Decentralized Finance (DeFi) smart contracts manage billions of dollars, making them a prime target for exploits. Price manipulation vulnerabilities, often via flash loans, are a devastating class of attacks causing significant financial losses. Existing detection methods are limited. Reactive approaches analyze attacks only after they occur, while proactive static analysis tools rely on rigid, predefined heuristics, limiting adaptability. Both depend on known attack patterns, failing to identify novel variants or comprehend complex economic logic. We propose PMDetector, a hybrid framework combining static analysis with Large Language Model (LLM)-based reasoning to proactively detect price manipulation vulnerabilities. Our approach uses a formal attack model and a three-stage pipeline. First, static taint analysis identifies potentially vulnerable code paths. Second, a two-stage LLM process filters paths by analyzing defenses and then simulates attacks to evaluate exploitability. Finally, a static analysis checker validates LLM results, retaining only high-risk paths and generating comprehensive vulnerability reports. To evaluate its effectiveness, we built a dataset of 73 real-world vulnerable and 288 benign DeFi protocols. Results show PMDetector achieves 88% precision and 90% recall with Gemini 2.5-flash, significantly outperforming state-of-the-art static analysis and LLM-based approaches. Auditing a vulnerability with PMDetector costs just $0.03 and takes 4.0 seconds with GPT-4.1, offering an efficient and cost-effective alternative to manual audits.
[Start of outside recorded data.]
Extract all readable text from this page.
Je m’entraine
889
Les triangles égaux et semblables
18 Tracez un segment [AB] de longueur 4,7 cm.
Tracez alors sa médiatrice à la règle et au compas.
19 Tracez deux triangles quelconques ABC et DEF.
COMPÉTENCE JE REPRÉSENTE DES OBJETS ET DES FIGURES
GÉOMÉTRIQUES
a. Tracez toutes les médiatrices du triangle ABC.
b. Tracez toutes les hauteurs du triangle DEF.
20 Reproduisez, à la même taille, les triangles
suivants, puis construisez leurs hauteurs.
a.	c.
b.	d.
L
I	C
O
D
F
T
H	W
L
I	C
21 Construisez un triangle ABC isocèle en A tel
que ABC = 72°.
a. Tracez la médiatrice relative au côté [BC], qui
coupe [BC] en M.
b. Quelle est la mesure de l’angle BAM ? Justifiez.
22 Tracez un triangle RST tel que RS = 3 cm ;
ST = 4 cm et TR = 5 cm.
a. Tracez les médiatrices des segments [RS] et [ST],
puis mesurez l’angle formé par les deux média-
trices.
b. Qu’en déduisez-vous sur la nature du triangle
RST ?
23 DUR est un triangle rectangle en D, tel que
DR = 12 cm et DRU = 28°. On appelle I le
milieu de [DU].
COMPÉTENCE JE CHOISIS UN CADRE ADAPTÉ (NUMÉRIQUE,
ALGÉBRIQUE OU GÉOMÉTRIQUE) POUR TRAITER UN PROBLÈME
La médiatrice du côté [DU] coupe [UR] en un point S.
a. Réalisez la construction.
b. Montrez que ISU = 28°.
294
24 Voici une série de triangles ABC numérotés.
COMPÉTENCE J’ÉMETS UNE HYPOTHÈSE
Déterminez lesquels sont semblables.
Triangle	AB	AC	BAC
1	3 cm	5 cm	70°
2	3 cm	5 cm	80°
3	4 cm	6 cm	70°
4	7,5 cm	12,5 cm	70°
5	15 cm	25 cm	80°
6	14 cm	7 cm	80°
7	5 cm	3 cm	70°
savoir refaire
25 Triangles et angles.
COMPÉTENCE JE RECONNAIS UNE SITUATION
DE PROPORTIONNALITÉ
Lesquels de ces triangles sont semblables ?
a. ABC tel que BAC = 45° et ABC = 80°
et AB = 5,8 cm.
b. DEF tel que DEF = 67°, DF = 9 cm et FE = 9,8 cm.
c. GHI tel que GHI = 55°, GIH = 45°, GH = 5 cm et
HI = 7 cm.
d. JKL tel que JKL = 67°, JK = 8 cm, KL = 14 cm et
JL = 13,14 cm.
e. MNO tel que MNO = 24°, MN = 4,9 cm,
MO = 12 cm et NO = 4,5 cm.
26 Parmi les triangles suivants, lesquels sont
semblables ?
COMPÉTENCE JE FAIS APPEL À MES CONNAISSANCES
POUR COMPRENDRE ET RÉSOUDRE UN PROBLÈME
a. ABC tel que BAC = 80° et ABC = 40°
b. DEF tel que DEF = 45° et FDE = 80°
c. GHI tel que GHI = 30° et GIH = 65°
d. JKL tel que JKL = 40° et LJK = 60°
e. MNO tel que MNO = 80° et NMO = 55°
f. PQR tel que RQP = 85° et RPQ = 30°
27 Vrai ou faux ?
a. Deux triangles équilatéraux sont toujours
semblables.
翻译：去中心化金融智能合约管理着数十亿美元资产，使其成为攻击的主要目标。价格操纵漏洞（通常通过闪电贷实施）是一类破坏性极强的攻击类型，已造成重大财务损失。现有检测方法存在局限：被动响应方法仅在攻击发生后进行分析，而主动静态分析工具依赖僵化的预定义启发式规则，适应性受限。两者均依赖于已知攻击模式，无法识别新型变体或理解复杂的经济逻辑。我们提出PMDetector——一种结合静态分析与大语言模型推理的混合框架，用于主动检测价格操纵漏洞。该方法采用形式化攻击模型和三阶段流程：首先，静态污点分析识别潜在脆弱代码路径；其次，通过两阶段大语言模型处理，先分析防御机制过滤路径，再模拟攻击评估可利用性；最后，静态分析检查器验证大语言模型结果，仅保留高风险路径并生成完整漏洞报告。为评估有效性，我们构建了包含73个真实漏洞与288个良性协议的数据集。实验表明，PMDetector在使用Gemini 2.5-flash时达到88%的精确率与90%的召回率，显著优于当前最先进的静态分析与基于大语言模型的方法。使用GPT-4.1时，单次漏洞审计仅需0.03美元和4.0秒，为人工审计提供了高效且经济可行的替代方案。